Bei allen Überlegungen zur Nachverdichtung darf es eines nach Meinung von Haus & Grund-Sprecher Wernicke nicht geben: Zwang. „Damit erreicht man das Gegenteil. Man muss die Leute motivieren.“

Wenn aus einem Einfamilienhaus zwei Wohnungen werden, kann dies für alle ein Gewinn sein
Nicole Razavi
Wohnbauministerin

Vorschreiben will die grün-schwarze Landesregierung nichts. Denkanstöße geben schon. „Wenn aus einem Einfamilienhaus zwei Wohnungen werden, kann dies für alle ein Gewinn sein“, sagt Wohnbauministerin Nicole Razavi (CDU). In einem vom Land geförderten Projekt geben Architekten Hausbesitzern eine Einschätzung, wie ungenutzter Wohnraum aktiviert werden kann.

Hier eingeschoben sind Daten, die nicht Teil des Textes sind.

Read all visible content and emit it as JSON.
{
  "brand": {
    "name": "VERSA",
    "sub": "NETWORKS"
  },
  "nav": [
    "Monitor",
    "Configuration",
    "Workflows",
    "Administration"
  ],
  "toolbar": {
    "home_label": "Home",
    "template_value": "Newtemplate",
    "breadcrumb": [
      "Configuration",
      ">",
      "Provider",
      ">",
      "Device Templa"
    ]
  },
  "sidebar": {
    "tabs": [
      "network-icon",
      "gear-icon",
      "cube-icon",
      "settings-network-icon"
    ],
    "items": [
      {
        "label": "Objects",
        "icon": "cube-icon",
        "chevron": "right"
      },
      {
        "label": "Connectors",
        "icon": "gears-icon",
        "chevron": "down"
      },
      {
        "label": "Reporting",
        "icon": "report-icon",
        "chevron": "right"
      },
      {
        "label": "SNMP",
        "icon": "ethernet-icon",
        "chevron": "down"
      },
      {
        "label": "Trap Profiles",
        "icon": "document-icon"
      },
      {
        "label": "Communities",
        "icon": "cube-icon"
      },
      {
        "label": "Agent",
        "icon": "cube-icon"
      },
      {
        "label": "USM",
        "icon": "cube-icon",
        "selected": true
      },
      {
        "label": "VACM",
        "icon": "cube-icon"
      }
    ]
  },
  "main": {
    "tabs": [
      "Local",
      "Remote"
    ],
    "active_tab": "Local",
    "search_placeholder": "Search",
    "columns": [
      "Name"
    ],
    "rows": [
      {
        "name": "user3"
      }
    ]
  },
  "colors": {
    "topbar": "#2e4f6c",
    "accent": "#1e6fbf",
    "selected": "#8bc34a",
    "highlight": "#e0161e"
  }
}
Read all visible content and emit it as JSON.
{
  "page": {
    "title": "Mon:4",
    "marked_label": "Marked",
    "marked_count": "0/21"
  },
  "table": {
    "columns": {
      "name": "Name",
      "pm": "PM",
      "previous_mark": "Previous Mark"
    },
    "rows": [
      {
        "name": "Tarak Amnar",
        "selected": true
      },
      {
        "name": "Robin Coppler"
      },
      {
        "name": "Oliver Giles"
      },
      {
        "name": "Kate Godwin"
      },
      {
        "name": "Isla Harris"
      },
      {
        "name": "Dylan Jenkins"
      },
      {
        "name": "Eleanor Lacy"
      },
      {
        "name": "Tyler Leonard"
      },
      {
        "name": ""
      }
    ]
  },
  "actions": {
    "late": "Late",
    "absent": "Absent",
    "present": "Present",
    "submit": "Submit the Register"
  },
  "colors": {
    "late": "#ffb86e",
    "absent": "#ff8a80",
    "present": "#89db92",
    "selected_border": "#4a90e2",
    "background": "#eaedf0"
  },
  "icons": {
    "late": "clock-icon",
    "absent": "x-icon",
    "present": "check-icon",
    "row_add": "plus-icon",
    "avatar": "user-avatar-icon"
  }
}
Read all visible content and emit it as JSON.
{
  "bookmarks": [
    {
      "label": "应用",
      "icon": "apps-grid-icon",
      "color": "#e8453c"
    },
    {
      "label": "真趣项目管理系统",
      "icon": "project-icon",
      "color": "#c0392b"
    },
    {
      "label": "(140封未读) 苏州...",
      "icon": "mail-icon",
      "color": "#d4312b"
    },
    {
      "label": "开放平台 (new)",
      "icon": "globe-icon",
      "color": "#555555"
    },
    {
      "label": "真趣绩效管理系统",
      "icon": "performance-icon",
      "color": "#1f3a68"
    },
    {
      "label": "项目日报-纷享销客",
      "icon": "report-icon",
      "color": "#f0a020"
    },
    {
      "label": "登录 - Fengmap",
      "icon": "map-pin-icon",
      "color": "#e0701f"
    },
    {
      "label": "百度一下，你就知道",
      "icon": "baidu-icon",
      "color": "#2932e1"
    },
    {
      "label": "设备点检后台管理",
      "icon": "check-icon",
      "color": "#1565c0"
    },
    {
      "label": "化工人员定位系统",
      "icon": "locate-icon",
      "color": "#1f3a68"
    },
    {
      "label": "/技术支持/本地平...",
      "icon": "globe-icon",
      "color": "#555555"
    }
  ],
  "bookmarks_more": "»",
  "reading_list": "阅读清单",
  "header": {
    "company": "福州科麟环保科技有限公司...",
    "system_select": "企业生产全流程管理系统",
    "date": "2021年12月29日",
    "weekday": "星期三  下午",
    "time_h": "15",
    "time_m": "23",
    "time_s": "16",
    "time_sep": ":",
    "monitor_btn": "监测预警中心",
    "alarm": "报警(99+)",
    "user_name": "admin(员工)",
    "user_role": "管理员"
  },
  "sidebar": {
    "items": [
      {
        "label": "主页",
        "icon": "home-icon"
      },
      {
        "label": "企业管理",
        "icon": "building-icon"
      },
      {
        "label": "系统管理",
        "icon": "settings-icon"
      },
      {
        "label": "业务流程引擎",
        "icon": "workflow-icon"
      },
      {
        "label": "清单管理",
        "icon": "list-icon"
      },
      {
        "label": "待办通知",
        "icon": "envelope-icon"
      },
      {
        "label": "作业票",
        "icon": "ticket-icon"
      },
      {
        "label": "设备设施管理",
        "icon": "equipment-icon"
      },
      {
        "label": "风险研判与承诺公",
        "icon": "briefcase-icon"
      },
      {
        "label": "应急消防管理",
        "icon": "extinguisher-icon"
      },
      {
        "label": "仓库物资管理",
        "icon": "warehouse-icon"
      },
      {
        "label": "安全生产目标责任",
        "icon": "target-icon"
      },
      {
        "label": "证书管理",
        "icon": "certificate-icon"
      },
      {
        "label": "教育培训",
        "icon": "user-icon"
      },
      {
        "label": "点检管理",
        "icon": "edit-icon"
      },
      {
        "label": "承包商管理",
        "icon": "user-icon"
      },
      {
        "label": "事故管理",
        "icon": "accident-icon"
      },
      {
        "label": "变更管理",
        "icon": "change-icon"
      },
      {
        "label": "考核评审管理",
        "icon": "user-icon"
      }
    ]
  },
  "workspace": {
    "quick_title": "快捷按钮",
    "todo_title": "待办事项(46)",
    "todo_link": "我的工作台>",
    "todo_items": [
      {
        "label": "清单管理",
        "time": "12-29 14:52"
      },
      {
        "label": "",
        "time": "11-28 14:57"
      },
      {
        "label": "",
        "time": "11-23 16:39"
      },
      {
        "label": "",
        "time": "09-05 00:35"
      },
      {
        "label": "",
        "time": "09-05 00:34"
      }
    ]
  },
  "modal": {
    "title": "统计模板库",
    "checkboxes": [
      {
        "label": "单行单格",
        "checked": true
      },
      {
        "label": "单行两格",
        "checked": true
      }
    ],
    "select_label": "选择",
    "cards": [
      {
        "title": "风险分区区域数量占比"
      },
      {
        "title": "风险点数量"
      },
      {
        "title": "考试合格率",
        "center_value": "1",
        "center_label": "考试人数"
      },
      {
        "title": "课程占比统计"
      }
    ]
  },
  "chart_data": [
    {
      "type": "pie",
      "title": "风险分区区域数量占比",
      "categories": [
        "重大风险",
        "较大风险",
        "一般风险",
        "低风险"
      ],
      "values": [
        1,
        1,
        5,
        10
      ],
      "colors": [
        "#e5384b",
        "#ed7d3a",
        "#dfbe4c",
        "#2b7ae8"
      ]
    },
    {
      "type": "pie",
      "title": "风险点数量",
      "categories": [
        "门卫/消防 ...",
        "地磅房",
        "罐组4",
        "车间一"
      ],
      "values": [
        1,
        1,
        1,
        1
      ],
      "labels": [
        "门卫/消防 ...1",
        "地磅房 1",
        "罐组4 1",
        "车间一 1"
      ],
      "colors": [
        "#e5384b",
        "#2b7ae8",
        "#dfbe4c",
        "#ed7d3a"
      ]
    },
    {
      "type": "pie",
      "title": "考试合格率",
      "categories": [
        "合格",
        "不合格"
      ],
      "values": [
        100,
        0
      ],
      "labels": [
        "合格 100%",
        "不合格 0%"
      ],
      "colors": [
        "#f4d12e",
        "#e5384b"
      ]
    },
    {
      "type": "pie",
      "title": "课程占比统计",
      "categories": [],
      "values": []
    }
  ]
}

Vorbild für die Beratung mit 400-Euro-Prämie ist das Modell „Aus Alt mach 2 und mehr“ der Gemeinden Bodnegg, Schlier, Waldburg und Grünkraut (Kreis Ravensburg). Interesse war da, sagt eine Mitarbeiterin der Gemeinde Bodnegg. Unsicherheit durch den Ukraine-Krieg und Teuerungen im Baubereich machten einen Strich durch manche Rechnung. Nur kleinere Umbauten sind bislang realisiert. Sie hatte sich mehr erhofft.